Sensing that a beleaguered Ryan was in need of bucking up, the WSJ editorial page defended the House speaker’s endorsement of Trump. Without naming names, the Journal takes “conservative journalists” and “Beltway grandees” to task for arguing that Ryan has sullied his good name…
Leaving aside the merits of the case for tax cuts, the federal income tax is now far more progressive than it was when Ronald Reagan first came to office. Relatively few voters, including relatively few Republican voters, consider tax cuts a particularly high policy priority, as Megan McArdle of Bloomberg View observed back in January. “There is simply no way to make federal tax cuts add up to a winning strategy in this day and age,” she wrote. “It’s great for the donor base and the think tanks. But it’s going to fall on deaf ears among the voters, who just don’t care that much.”
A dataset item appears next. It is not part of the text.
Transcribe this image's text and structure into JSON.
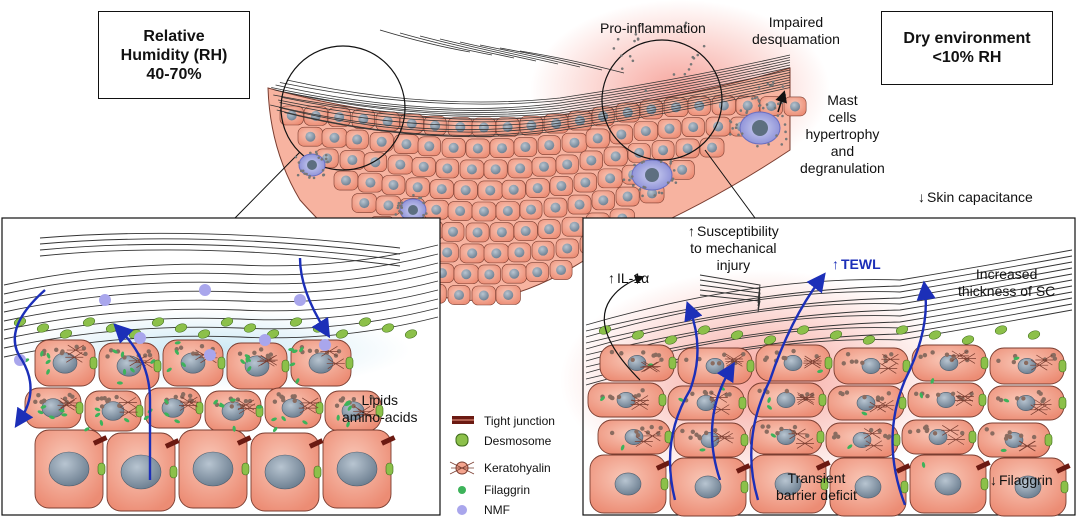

The political advice the Wall Street Journal is giving Paul Ryan and his Republican allies is transparently absurd. Nevertheless, one can’t help but sympathize with the Journal. In the Journal’s ideal world, the GOP would largely abandon social conservatism and instead offer tax cuts for the rich, open borders, and deep cuts in programs like Social Security and Medicare. There is no longer any doubt that this generation of Republican voters has thoroughly repudiated the newspaper’s worldview. That’s obviously pretty distressing. But the Journal doesn’t support these policies because they are popular among Republicans or the public at large. Anyone with even a casual familiarity with American politics would know that simply isn’t so. Rather, the Journal takes these positions because they believe them to be intellectually and morally compelling. That’s fair enough. What the Journal should do, then, is give up on offering political advice and get on with making the intellectual and moral case for welcoming more poor immigrants to America while denying them food stamps and subsidized medical care.